Wojna na Ukrainie ponownie powoduje wzrost cen stali

Inwazja na Ukrainę oznacza, że ​​nabywcy stali będą musieli zmierzyć się z większą zmiennością cen w nadchodzących miesiącach.Getty Images
Teraz wydaje się, że wszystkie łabędzie są czarne. Pierwszym z nich jest pandemia. Teraz wojna. Nie potrzebujesz Aktualizacji Rynku Stali (SMU), aby przypomnieć sobie o okropnym cierpieniu ludzkim, które wszyscy spowodowaliśmy.
W prezentacji na konferencji Tampa Steel w połowie lutego stwierdziłem, że słowo „bezprecedensowy” jest nadużywane. Niestety, myliłem się. Sektor wytwórczy przetrwał być może najgorsze skutki pandemii COVID-19, ale skutki wojny na Ukrainie mogą uderzyć w rynki tak samo mocno jak pandemia.
Jaki wpływ ma to na ceny stali?

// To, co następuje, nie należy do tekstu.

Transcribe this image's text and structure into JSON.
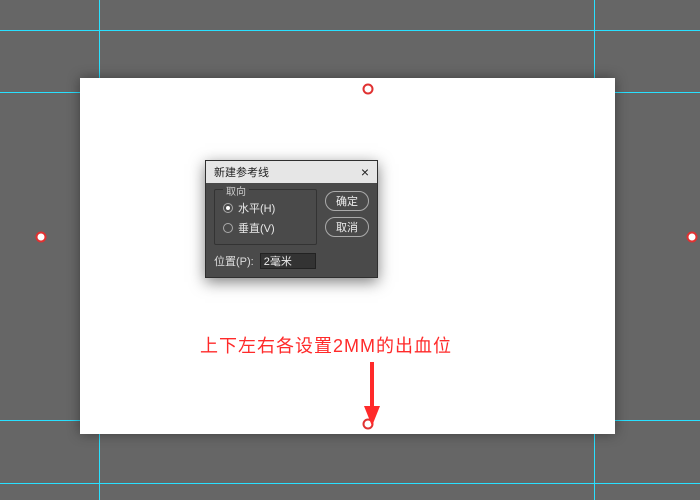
{
  "dialog": {
    "title": "新建参考线",
    "close": "×",
    "orientation_legend": "取向",
    "radio_h": "水平(H)",
    "radio_v": "垂直(V)",
    "ok": "确定",
    "cancel": "取消",
    "position_label": "位置(P):",
    "position_value": "2毫米"
  },
  "annotation": {
    "text": "上下左右各设置2MM的出血位"
  },
  "colors": {
    "guide": "#29e0ff",
    "handle": "#e03131",
    "annotation": "#ff2a2a"
  }
}
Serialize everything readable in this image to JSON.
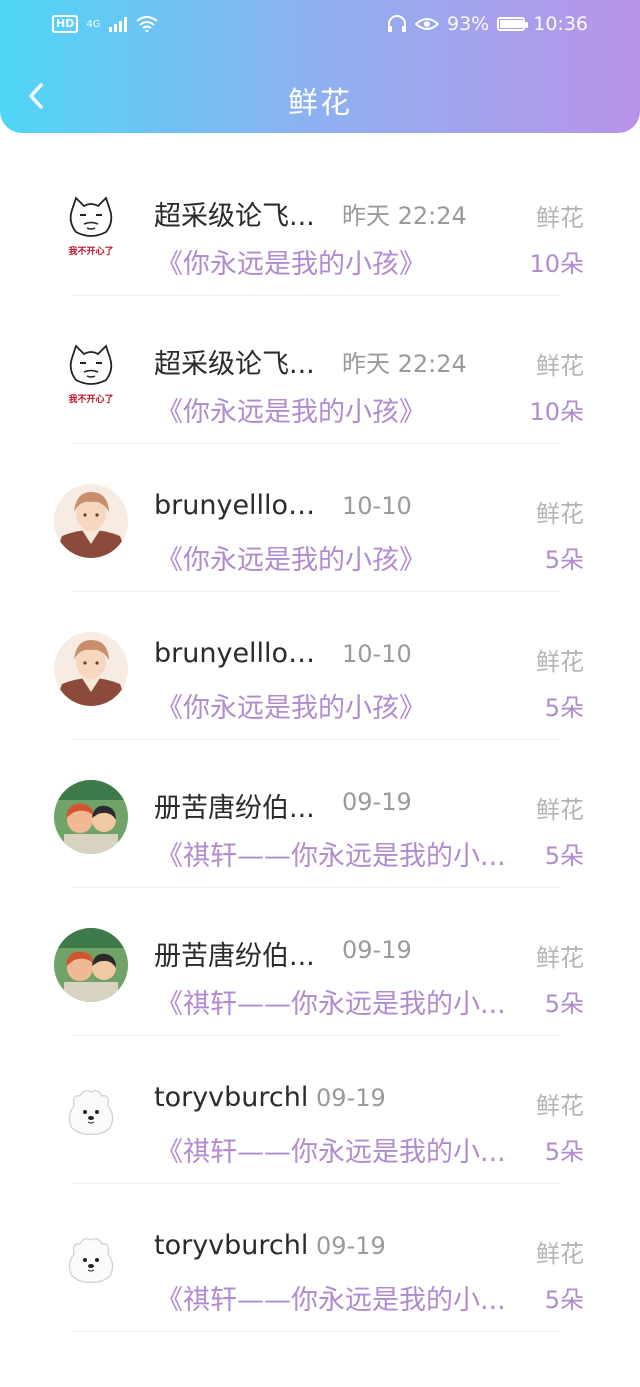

Wracając do czegoś, co napisaliśmy jakiś czas temu — wydaje się, że dzieje się to teraz w innej galaktyce — ceny spadają gwałtownie, ale ryzykowne jest pisanie o czymkolwiek z obawy, że w momencie publikacji artykuł będzie nieaktualny.
Tak samo jest teraz – z tą różnicą, że miejsce spadającej ceny zajmuje cena rosnąca. Najpierw dotyczyło to surowców, teraz także stali.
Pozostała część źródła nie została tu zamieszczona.